Treatment of hypertension dramatically reduces the risk of a cardiovascular and microvascular event in patients with diabetes, in fact, hypertension is common in diabetic patients, even when renal involvement is not present (Zelmanovitz 2005). About 40 percent of type 1 and 70 percent of type 2 diabetic patients with normoalbuminuria have blood pressure levels > 140/90 mmHg (Zelmanovitz 2005). In the UKPDS, a reduction from 154 to 144 mmHg on systolic blood pressure reduced the risk for the development of microalbuminuria by 29 percent (Zelmanovitz 2005). Blood pressure targets for patients with diabetes are lower, 130/80 mmHg, than those for patients without diabetes (Zelmanovitz 2005). In the Hypertension Optimal Treatment (HOT) study, a reduction of diastolic blood pressure from 85 to 81 mmHg resulted in a 50 percent reduction in the risk of cardiovascular events in diabetic but no nondiabetic patients (Zelmanovitz 2005).

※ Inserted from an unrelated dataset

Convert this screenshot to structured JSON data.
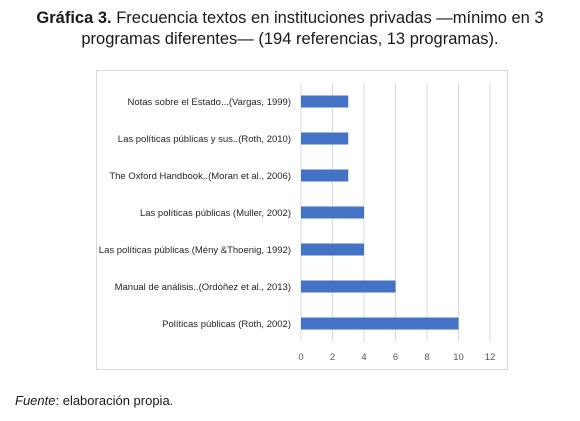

The role of ACE inhibitors in the prevention of diabetic nephropathy in patients with type 1 diabetes has not been defined (Zelmanovitz 2005). The use of perindopril during 3 years in normotensive normoalbuminuric type 1 diabetic patients delayed the increase in albuminuria, and in patients with type 2 diabetes, ACE inhibitors and ARBs both diminish the risk for diabetic nephropathy and reduce the occurrence of cardiovascular events (Zelmanovitz 2005). In the MICRO-HOPE (Heart Outcomes Prevention Evaluation) study,10 mg/day of ramipril decreased the risk of overt nephropathy by 24 percent and the risk of cardiovascular heath in patients with type 2 diabetes who were 55 years of age with one additional cardiovascular risk factor by 37 percent (Zelmanovitz 2005).
Ramipril also reduced UAE at 1 year and at the end of the study (Zelmanovitz 2005).
In microalbuminuric type 1 and type 2 diabetic patients, numerous studies have shown that treatment of hypertension, irrespective of the agent used, produced a beneficial effect on albuminuria (Zelmanovitz 2005). Renin-angiotensin system (RAS) blockade with ACE inhibitors or ARBs confers an additional benefit on renal function, this effect is independent of blood pressure reduction and may be related to decreased intraglomerular pressure and passage of proteins into the proximal tubule (Zelmanovitz 2005).